France 1839, Louis Daguerre’s invented his “photographic” process, this heralded a whole new profession ~ The Photographer! Soon in the capitals of France and Great Britain suppliers emerged offering glass lens and the chemicals required for processing the capture of images on glass plates. Attempts at creating an image by using light on to the surface of a material had a long history prior to the Daguerreotype, attempts by Thomas Wedgwood around 1800 were shadowy and too fient, and later the Frenchman Niépce produced clear images but the process was very lengthy, taking many hours exposure.
Within a few years many enthusiastic photographers could be seen in the great cities with their wooden boxes affixed to stout tripods; watches in hand counting off the long exposure times. [minutes] to allow the light entering through the glass lens in the face of the box to etch an image of some static object, say a tree, building or other suitable scene, onto the chemically sensitized glass plate at the back of the box. The process, taking as it did literally minutes to complete, would totally ignore moving objects within the field of view. Thus early photography was limited to the capture of static objects, or where attempting to photograph a subject such as a person, it was necessary to remain totally still during the long exposure. Various contraptions were manufactured to achieve a stationary subject, such as head braces attached to the sitter and fixed to a chair!
Exposure was achieved by removing a lens cap to allow light onto the plate and after a pre-determined time the cap replaced. The plate was retained in a capsule to prevent exposure to light before being developed in a dark room. By the early 1850’s the whole of the civilized world was swept up in the excitement of making still images using the new science/technology of photography. It has been recorded:
By 1853 no fewer than 6,000 neophyte American photographers produced around three million pictures. [source Time Life]
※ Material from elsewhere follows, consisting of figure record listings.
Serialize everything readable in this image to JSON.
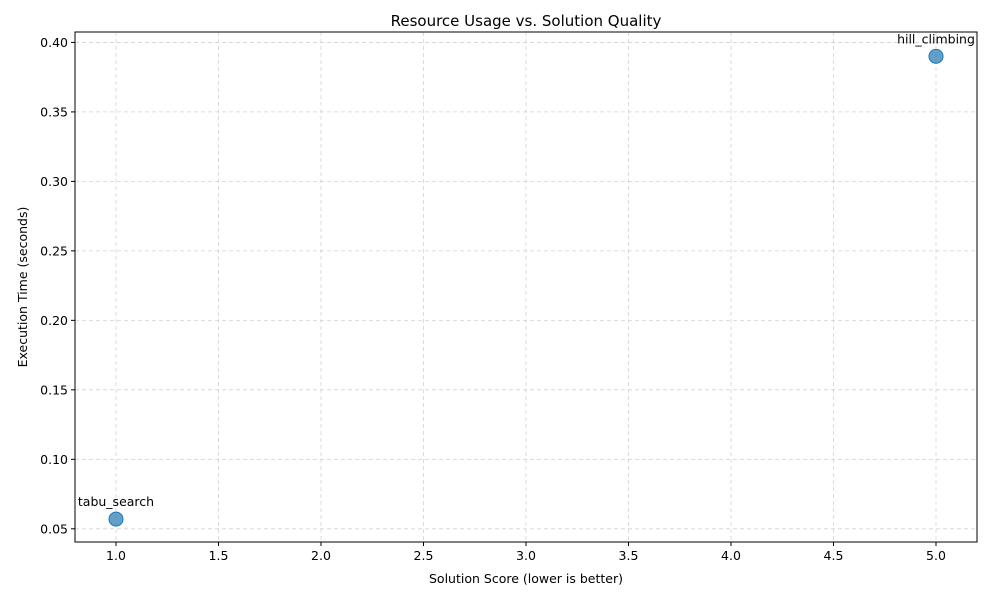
{
  "chart_data": {
    "type": "scatter",
    "title": "Resource Usage vs. Solution Quality",
    "xlabel": "Solution Score (lower is better)",
    "ylabel": "Execution Time (seconds)",
    "xlim": [
      0.8,
      5.2
    ],
    "ylim": [
      0.0405,
      0.4075
    ],
    "xticks": [
      1.0,
      1.5,
      2.0,
      2.5,
      3.0,
      3.5,
      4.0,
      4.5,
      5.0
    ],
    "yticks": [
      0.05,
      0.1,
      0.15,
      0.2,
      0.25,
      0.3,
      0.35,
      0.4
    ],
    "grid": true,
    "point_color": "#1f77b4",
    "points": [
      {
        "label": "tabu_search",
        "x": 1.0,
        "y": 0.057
      },
      {
        "label": "hill_climbing",
        "x": 5.0,
        "y": 0.39
      }
    ]
  }
}
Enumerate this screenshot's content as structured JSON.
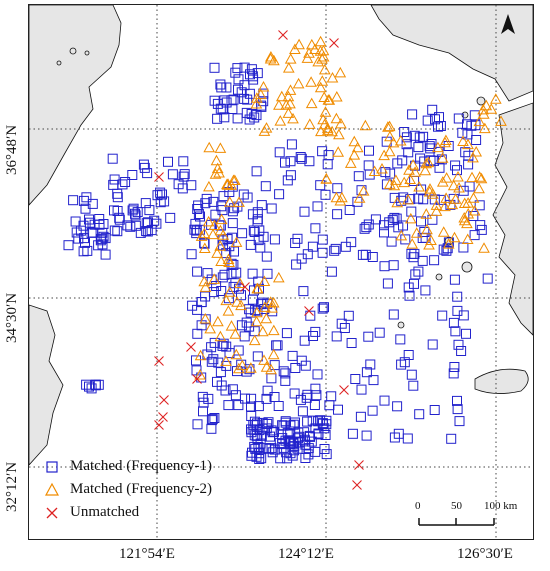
{
  "map": {
    "longitude_labels": [
      "121°54′E",
      "124°12′E",
      "126°30′E"
    ],
    "latitude_labels": [
      "36°48′N",
      "34°30′N",
      "32°12′N"
    ],
    "grid": "dotted",
    "land_color": "#e6e6e6",
    "coastline_color": "#111111"
  },
  "legend": {
    "items": [
      {
        "label": "Matched (Frequency-1)",
        "symbol": "square",
        "color": "#2222cc"
      },
      {
        "label": "Matched (Frequency-2)",
        "symbol": "triangle",
        "color": "#f08c00"
      },
      {
        "label": "Unmatched",
        "symbol": "cross",
        "color": "#dd2222"
      }
    ]
  },
  "scale_bar": {
    "ticks": [
      "0",
      "50",
      "100 km"
    ]
  },
  "north_arrow": {
    "icon": "north-arrow-icon"
  }
}
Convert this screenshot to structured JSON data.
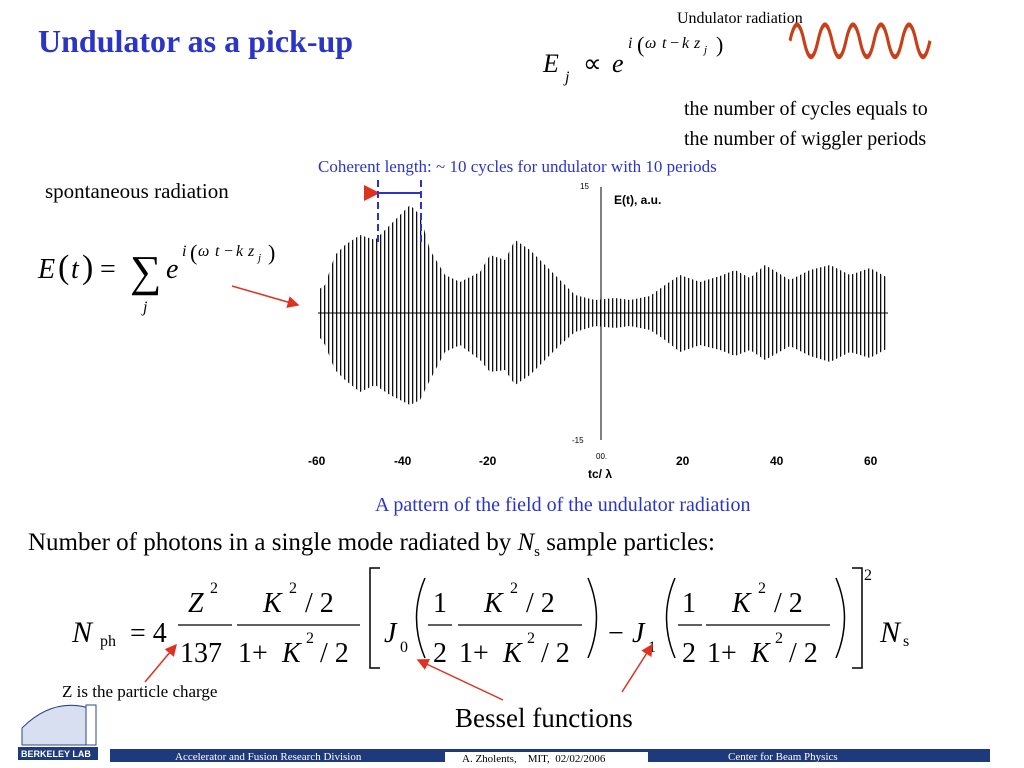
{
  "title": "Undulator as a pick-up",
  "undulator": {
    "label": "Undulator radiation",
    "note": [
      "the number of cycles equals to",
      "the number of wiggler periods"
    ]
  },
  "coherent_length": "Coherent length: ~ 10 cycles for undulator with 10 periods",
  "spontaneous": "spontaneous radiation",
  "eq_single": [
    "E",
    "j",
    "∝",
    "e",
    "i",
    "(",
    "ω",
    "t",
    "−",
    "k",
    "z",
    "j",
    ")"
  ],
  "eq_sum": [
    "E",
    "(",
    "t",
    ")",
    "=",
    "∑",
    "j",
    "e",
    "i",
    "(",
    "ω",
    "t",
    "−",
    "k",
    "z",
    "j",
    ")"
  ],
  "plot": {
    "y_label": "E(t), a.u.",
    "x_label": "tc/ λ",
    "origin": "00.",
    "xticks": [
      "-60",
      "-40",
      "-20",
      "20",
      "40",
      "60"
    ],
    "yticks": [
      "15",
      "-15"
    ]
  },
  "caption": "A pattern of the field of the undulator radiation",
  "photons": [
    "Number of photons in a single mode radiated by ",
    "N",
    "s",
    " sample particles:"
  ],
  "eq_photons": [
    "N",
    "ph",
    "= 4",
    "Z",
    "2",
    "137",
    "K",
    "2",
    "/ 2",
    "1+",
    "K",
    "2",
    "/ 2",
    "J",
    "0",
    "1",
    "2",
    "K",
    "2",
    "/ 2",
    "1+",
    "K",
    "2",
    "/ 2",
    "−",
    "J",
    "1",
    "1",
    "2",
    "K",
    "2",
    "/ 2",
    "1+",
    "K",
    "2",
    "/ 2",
    "2",
    "N",
    "s"
  ],
  "z_note": "Z is the particle charge",
  "bessel": "Bessel functions",
  "footer": {
    "logo": "BERKELEY LAB",
    "division": "Accelerator and Fusion Research Division",
    "author": "A. Zholents,    MIT,  02/02/2006",
    "center": "Center for Beam Physics"
  }
}
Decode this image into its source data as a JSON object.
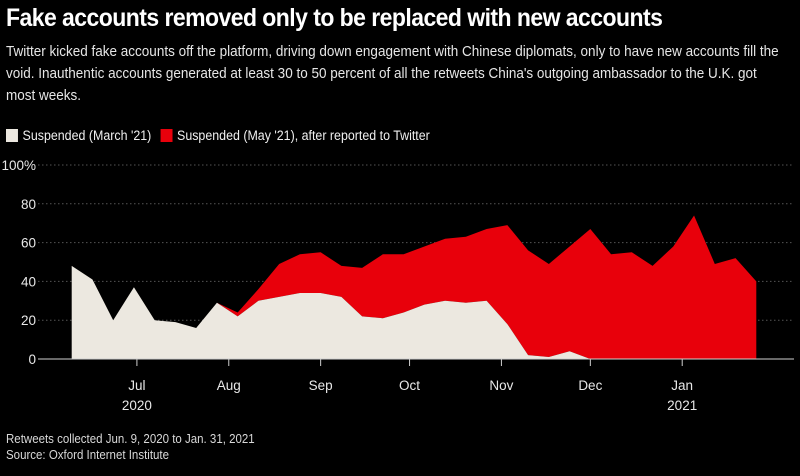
{
  "title": "Fake accounts removed only to be replaced with new accounts",
  "subtitle": "Twitter kicked fake accounts off the platform, driving down engagement with Chinese diplomats, only to have new accounts fill the void. Inauthentic accounts generated at least 30 to 50 percent of all the retweets China's outgoing ambassador to the U.K. got most weeks.",
  "legend": [
    {
      "label": "Suspended (March '21)",
      "color": "#ece8e0"
    },
    {
      "label": "Suspended (May '21), after reported to Twitter",
      "color": "#e8000b"
    }
  ],
  "footer": {
    "line1": "Retweets collected Jun. 9, 2020 to Jan. 31, 2021",
    "line2": "Source: Oxford Internet Institute"
  },
  "colors": {
    "background": "#000000",
    "march": "#ece8e0",
    "may": "#e8000b",
    "grid": "#555555"
  },
  "chart_data": {
    "type": "area",
    "stacked": true,
    "x": [
      "2020-06-09",
      "2020-06-16",
      "2020-06-23",
      "2020-06-30",
      "2020-07-07",
      "2020-07-14",
      "2020-07-21",
      "2020-07-28",
      "2020-08-04",
      "2020-08-11",
      "2020-08-18",
      "2020-08-25",
      "2020-09-01",
      "2020-09-08",
      "2020-09-15",
      "2020-09-22",
      "2020-09-29",
      "2020-10-06",
      "2020-10-13",
      "2020-10-20",
      "2020-10-27",
      "2020-11-03",
      "2020-11-10",
      "2020-11-17",
      "2020-11-24",
      "2020-12-01",
      "2020-12-08",
      "2020-12-15",
      "2020-12-22",
      "2020-12-29",
      "2021-01-05",
      "2021-01-12",
      "2021-01-19",
      "2021-01-26"
    ],
    "series": [
      {
        "name": "Suspended (March '21)",
        "values": [
          48,
          41,
          20,
          37,
          20,
          19,
          16,
          29,
          22,
          30,
          32,
          34,
          34,
          32,
          22,
          21,
          24,
          28,
          30,
          29,
          30,
          18,
          2,
          1,
          4,
          0,
          0,
          0,
          0,
          0,
          0,
          0,
          0,
          0
        ]
      },
      {
        "name": "Suspended (May '21), after reported to Twitter",
        "values": [
          0,
          0,
          0,
          0,
          0,
          0,
          0,
          0,
          2,
          6,
          17,
          20,
          21,
          16,
          25,
          33,
          30,
          30,
          32,
          34,
          37,
          51,
          54,
          48,
          54,
          67,
          54,
          55,
          48,
          58,
          74,
          49,
          52,
          40
        ]
      }
    ],
    "y_ticks": [
      "0",
      "20",
      "40",
      "60",
      "80",
      "100%"
    ],
    "ylim": [
      0,
      100
    ],
    "x_ticks": [
      {
        "date": "2020-07-01",
        "label": "Jul",
        "year": "2020"
      },
      {
        "date": "2020-08-01",
        "label": "Aug",
        "year": ""
      },
      {
        "date": "2020-09-01",
        "label": "Sep",
        "year": ""
      },
      {
        "date": "2020-10-01",
        "label": "Oct",
        "year": ""
      },
      {
        "date": "2020-11-01",
        "label": "Nov",
        "year": ""
      },
      {
        "date": "2020-12-01",
        "label": "Dec",
        "year": ""
      },
      {
        "date": "2021-01-01",
        "label": "Jan",
        "year": "2021"
      }
    ],
    "grid": true
  }
}
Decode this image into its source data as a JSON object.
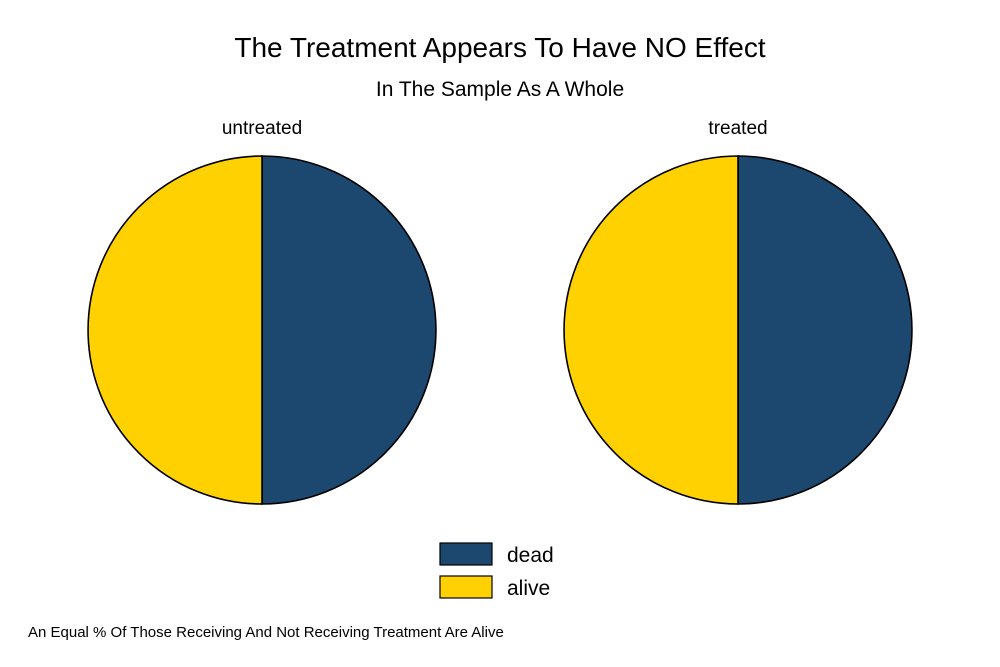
{
  "chart_data": {
    "type": "pie",
    "title": "The Treatment Appears To Have NO Effect",
    "subtitle": "In The Sample As A Whole",
    "note": "An Equal % Of Those Receiving And Not Receiving Treatment Are Alive",
    "categories": [
      "dead",
      "alive"
    ],
    "colors": {
      "dead": "#1c4870",
      "alive": "#ffd100"
    },
    "legend_position": "bottom-center",
    "panels": [
      {
        "name": "untreated",
        "values": [
          50,
          50
        ]
      },
      {
        "name": "treated",
        "values": [
          50,
          50
        ]
      }
    ]
  }
}
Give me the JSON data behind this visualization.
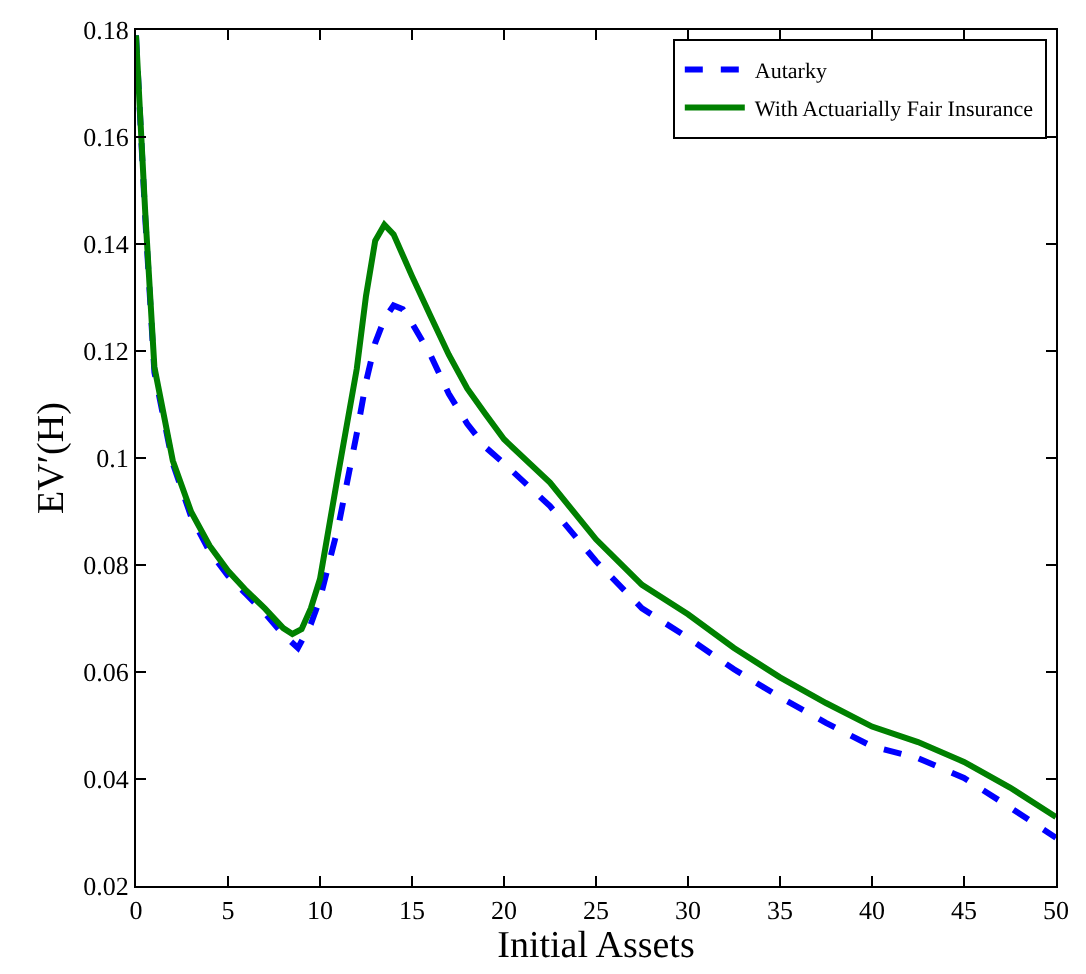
{
  "chart_data": {
    "type": "line",
    "xlabel": "Initial Assets",
    "ylabel": "EV′(H)",
    "xlim": [
      0,
      50
    ],
    "xticks": [
      0,
      5,
      10,
      15,
      20,
      25,
      30,
      35,
      40,
      45,
      50
    ],
    "ylim": [
      0.02,
      0.18
    ],
    "yticks": [
      0.02,
      0.04,
      0.06,
      0.08,
      0.1,
      0.12,
      0.14,
      0.16,
      0.18
    ],
    "legend": "top right",
    "marker": "none",
    "series": [
      {
        "name": "Autarky",
        "color": "#0000ff",
        "line_style": "dashed",
        "x": [
          0,
          0.5,
          1,
          2,
          3,
          4,
          5,
          6,
          7,
          8,
          8.8,
          9.5,
          10,
          11,
          12,
          12.5,
          13,
          13.5,
          14,
          14.5,
          15,
          16,
          17,
          18,
          19,
          20,
          22.5,
          25,
          27.5,
          30,
          32.5,
          35,
          37.5,
          40,
          42.5,
          45,
          47.5,
          50
        ],
        "values": [
          0.179,
          0.145,
          0.116,
          0.099,
          0.089,
          0.0825,
          0.078,
          0.0745,
          0.071,
          0.067,
          0.0645,
          0.0689,
          0.0737,
          0.0873,
          0.1046,
          0.1142,
          0.1215,
          0.126,
          0.1285,
          0.1278,
          0.1252,
          0.1193,
          0.112,
          0.1064,
          0.102,
          0.099,
          0.091,
          0.0807,
          0.0719,
          0.0664,
          0.0605,
          0.0553,
          0.0505,
          0.0461,
          0.0439,
          0.0402,
          0.0347,
          0.029
        ]
      },
      {
        "name": "With Actuarially Fair Insurance",
        "color": "#008000",
        "line_style": "solid",
        "x": [
          0,
          0.5,
          1,
          2,
          3,
          4,
          5,
          6,
          7,
          8,
          8.5,
          9,
          9.5,
          10,
          11,
          12,
          12.5,
          13,
          13.5,
          14,
          15,
          16,
          17,
          18,
          19,
          20,
          22.5,
          25,
          27.5,
          30,
          32.5,
          35,
          37.5,
          40,
          42.5,
          45,
          47.5,
          50
        ],
        "values": [
          0.179,
          0.146,
          0.117,
          0.0995,
          0.0899,
          0.0836,
          0.0789,
          0.0752,
          0.0719,
          0.0682,
          0.0671,
          0.068,
          0.0719,
          0.0774,
          0.0973,
          0.1167,
          0.1303,
          0.1406,
          0.1436,
          0.1418,
          0.134,
          0.1266,
          0.1193,
          0.113,
          0.1082,
          0.1035,
          0.0954,
          0.0848,
          0.0763,
          0.0708,
          0.0645,
          0.059,
          0.0542,
          0.0498,
          0.0469,
          0.0432,
          0.0384,
          0.0329
        ]
      }
    ]
  }
}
In London you could rent a glasshouse to take photographs and also a dark room for developing them, and London University added Photography to its curriculum in 1856. A leading proponent of the new technology in Great Britain was William Fox Talbot [1800-1877], Photo at the head of this article is by him and believed to be from the earliest surviving negative, taken in 1835. [source Wikipedia] Talbot invented the calotype method which was based on a paper negative and therefore more readily portable than glass negatives.